Compte tenu de l’entrée en matière, Philippe Saint-Jean redouta un récit interminable et laissa son regard se perdre dans la nuit qui tombait sur la cour de récréation.

— Cinq années durant, j’ai été un homme marié. Elle s’appelait Pauline et travaillait dans l’agence immobilière que dirigeait Alain, un ami d’enfance. Il me l’avait présentée parce qu’elle avait besoin de double-vitrage — c’est mon métier, je pose des fenêtres pour une grande marque — et j’étais allé chez elle pour un devis.

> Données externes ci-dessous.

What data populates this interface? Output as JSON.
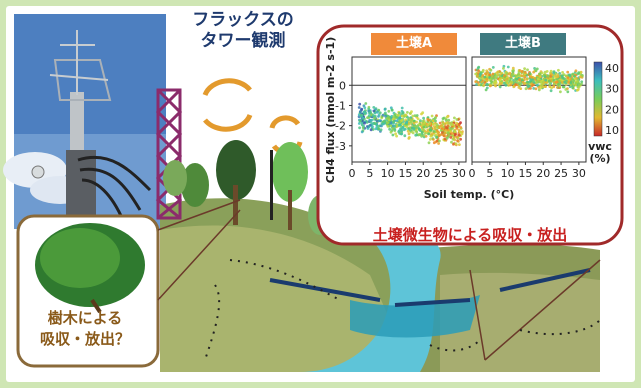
{
  "title": {
    "line1": "フラックスの",
    "line2": "タワー観測"
  },
  "tree_label": {
    "line1": "樹木による",
    "line2": "吸収・放出？"
  },
  "soil_caption": "土壌微生物による吸収・放出",
  "panels": [
    {
      "label": "土壌A",
      "color": "#f08a3a"
    },
    {
      "label": "土壌B",
      "color": "#3f7a80"
    }
  ],
  "chart_data": {
    "type": "scatter",
    "xlabel": "Soil temp. (°C)",
    "ylabel": "CH4 flux (nmol m-2 s-1)",
    "x_ticks": [
      "0",
      "5",
      "10",
      "15",
      "20",
      "25",
      "30"
    ],
    "y_ticks": [
      "0",
      "-1",
      "-2",
      "-3"
    ],
    "xlim": [
      0,
      32
    ],
    "ylim": [
      -3.8,
      1.4
    ],
    "colorbar": {
      "label_line1": "vwc",
      "label_line2": "(%)",
      "ticks": [
        "40",
        "30",
        "20",
        "10"
      ]
    },
    "series": [
      {
        "x_range": [
          2,
          31
        ],
        "y_center": -1.9,
        "spread": 0.6,
        "slope": -0.03
      },
      {
        "x_range": [
          1,
          31
        ],
        "y_center": 0.3,
        "spread": 0.45,
        "slope": -0.005
      }
    ]
  }
}
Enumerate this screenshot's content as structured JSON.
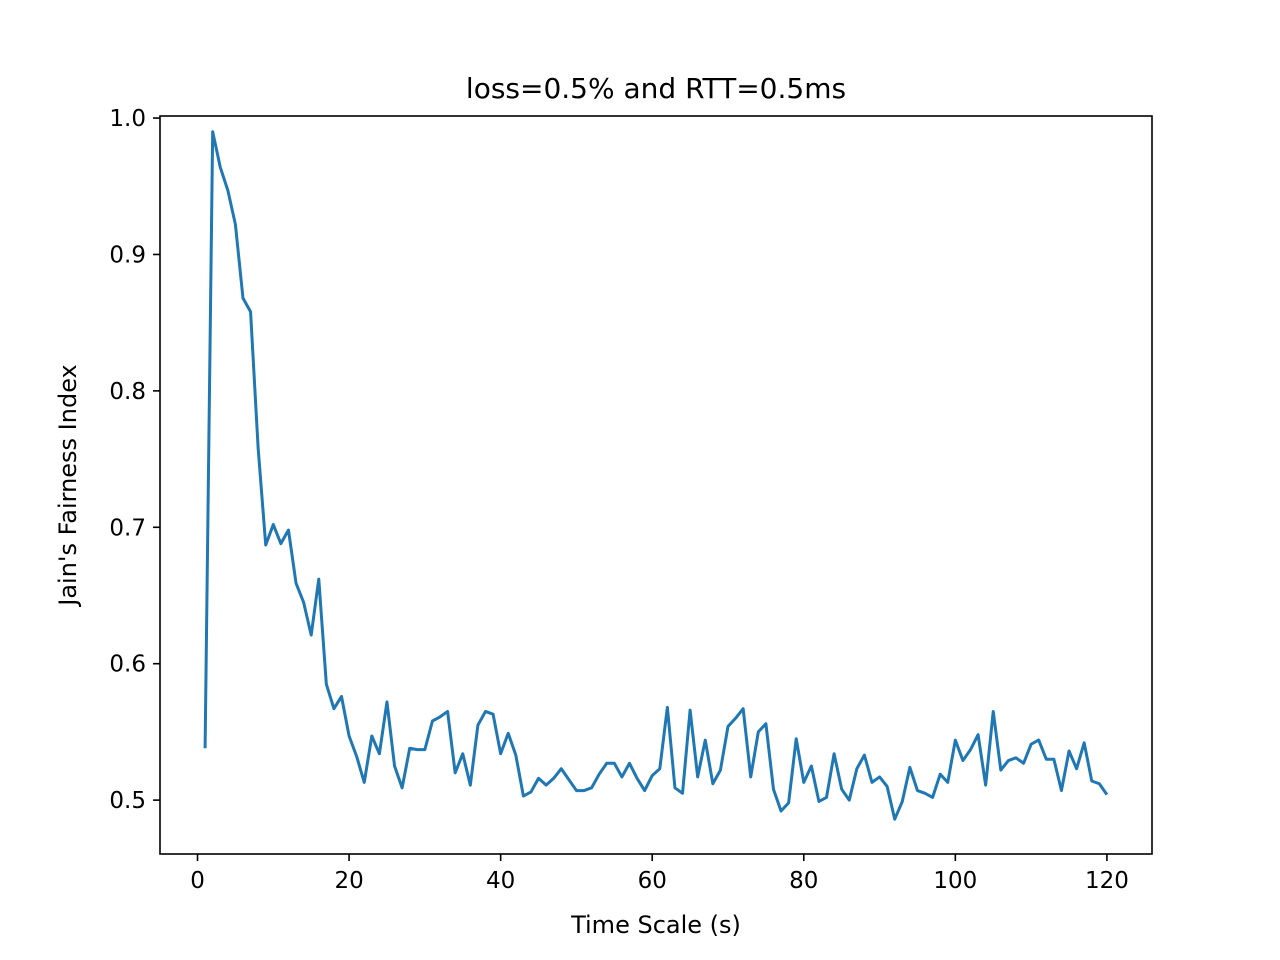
{
  "chart_data": {
    "type": "line",
    "title": "loss=0.5% and RTT=0.5ms",
    "xlabel": "Time Scale (s)",
    "ylabel": "Jain's Fairness Index",
    "xlim": [
      -4.95,
      125.95
    ],
    "ylim": [
      0.4605,
      1.0015
    ],
    "xticks": [
      0,
      20,
      40,
      60,
      80,
      100,
      120
    ],
    "xtick_labels": [
      "0",
      "20",
      "40",
      "60",
      "80",
      "100",
      "120"
    ],
    "yticks": [
      0.5,
      0.6,
      0.7,
      0.8,
      0.9,
      1.0
    ],
    "ytick_labels": [
      "0.5",
      "0.6",
      "0.7",
      "0.8",
      "0.9",
      "1.0"
    ],
    "grid": false,
    "legend": "none",
    "line_color": "#1f77b4",
    "series": [
      {
        "x": [
          1,
          2,
          3,
          4,
          5,
          6,
          7,
          8,
          9,
          10,
          11,
          12,
          13,
          14,
          15,
          16,
          17,
          18,
          19,
          20,
          21,
          22,
          23,
          24,
          25,
          26,
          27,
          28,
          29,
          30,
          31,
          32,
          33,
          34,
          35,
          36,
          37,
          38,
          39,
          40,
          41,
          42,
          43,
          44,
          45,
          46,
          47,
          48,
          49,
          50,
          51,
          52,
          53,
          54,
          55,
          56,
          57,
          58,
          59,
          60,
          61,
          62,
          63,
          64,
          65,
          66,
          67,
          68,
          69,
          70,
          71,
          72,
          73,
          74,
          75,
          76,
          77,
          78,
          79,
          80,
          81,
          82,
          83,
          84,
          85,
          86,
          87,
          88,
          89,
          90,
          91,
          92,
          93,
          94,
          95,
          96,
          97,
          98,
          99,
          100,
          101,
          102,
          103,
          104,
          105,
          106,
          107,
          108,
          109,
          110,
          111,
          112,
          113,
          114,
          115,
          116,
          117,
          118,
          119,
          120
        ],
        "values": [
          0.538,
          0.99,
          0.964,
          0.947,
          0.922,
          0.868,
          0.858,
          0.758,
          0.687,
          0.702,
          0.688,
          0.698,
          0.659,
          0.645,
          0.621,
          0.662,
          0.585,
          0.567,
          0.576,
          0.547,
          0.532,
          0.513,
          0.547,
          0.534,
          0.572,
          0.525,
          0.509,
          0.538,
          0.537,
          0.537,
          0.558,
          0.561,
          0.565,
          0.52,
          0.534,
          0.511,
          0.555,
          0.565,
          0.563,
          0.534,
          0.549,
          0.533,
          0.503,
          0.506,
          0.516,
          0.511,
          0.516,
          0.523,
          0.515,
          0.507,
          0.507,
          0.509,
          0.519,
          0.527,
          0.527,
          0.517,
          0.527,
          0.516,
          0.507,
          0.518,
          0.523,
          0.568,
          0.509,
          0.505,
          0.566,
          0.517,
          0.544,
          0.512,
          0.522,
          0.554,
          0.56,
          0.567,
          0.517,
          0.55,
          0.556,
          0.508,
          0.492,
          0.498,
          0.545,
          0.513,
          0.525,
          0.499,
          0.502,
          0.534,
          0.508,
          0.5,
          0.523,
          0.533,
          0.513,
          0.517,
          0.51,
          0.486,
          0.499,
          0.524,
          0.507,
          0.505,
          0.502,
          0.519,
          0.513,
          0.544,
          0.529,
          0.537,
          0.548,
          0.511,
          0.565,
          0.522,
          0.529,
          0.531,
          0.527,
          0.541,
          0.544,
          0.53,
          0.53,
          0.507,
          0.536,
          0.523,
          0.542,
          0.514,
          0.512,
          0.504
        ]
      }
    ]
  }
}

Cette Pauline, célibataire ? Un petit miracle qui ne durerait pas, à moins de prendre de vitesse ses autres soupirants. Leurs premières années de vie commune furent juste assez bohèmes pour se fabriquer de précieux souvenirs. Mais le labeur passait avant tout, parce qu’ils travaillaient dur tous les deux, pour voir leurs rêves aboutir. Décidés à fonder une famille — deux enfants, pas plus, mais pas moins — il leur fallait trouver un pavillon dans une banlieue tranquille, et ça, c’était le job de Pauline. Afin d’obtenir un prêt, Yves apportait en caution auprès d’une banque les 87000 € de son assurance-vie — ses économies depuis l’obtention de son CAP, ajoutées à un petit héritage anticipé de ses parents — et Pauline allait emprunter sur vingt ans l’équivalent du tiers de son salaire.

Yves n’épargnait à son auditoire aucuns détails, même financiers, a priori insignifiants, mais dont la charge symbolique l’avait fait souffrir jusqu’à en crever.

— Avec Pauline aux commandes, ça ne pouvait que bien se passer.

Petit bout de femme d’une énergie folle, toujours souriante, jamais elle ne donnait l’impression de s’atteler à la tâche à contrecœur, de traverser une période pénible. Tenir un foyer, se battre avec les institutions pour obtenir ce à quoi ils avaient droit, négocier auprès des banques et archiver chaque facturette de carte bleue, elle s’acquittait de tout sans en avoir l’air, et ça ne l’avait pas empêchée, en plus de ses heures de travail, de dénicher leur Xanadu. À Champigny, en bord de Marne, une bâtisse en pierre de taille refaite à neuf, un rez-de-chaussée d’un seul tenant avec une gigantesque cheminée, pas moins de quatre chambres à l’étage, un jardin isolé des regards, et le tout à moins de quinze minutes de la porte de Vincennes ; le bonheur avait une adresse.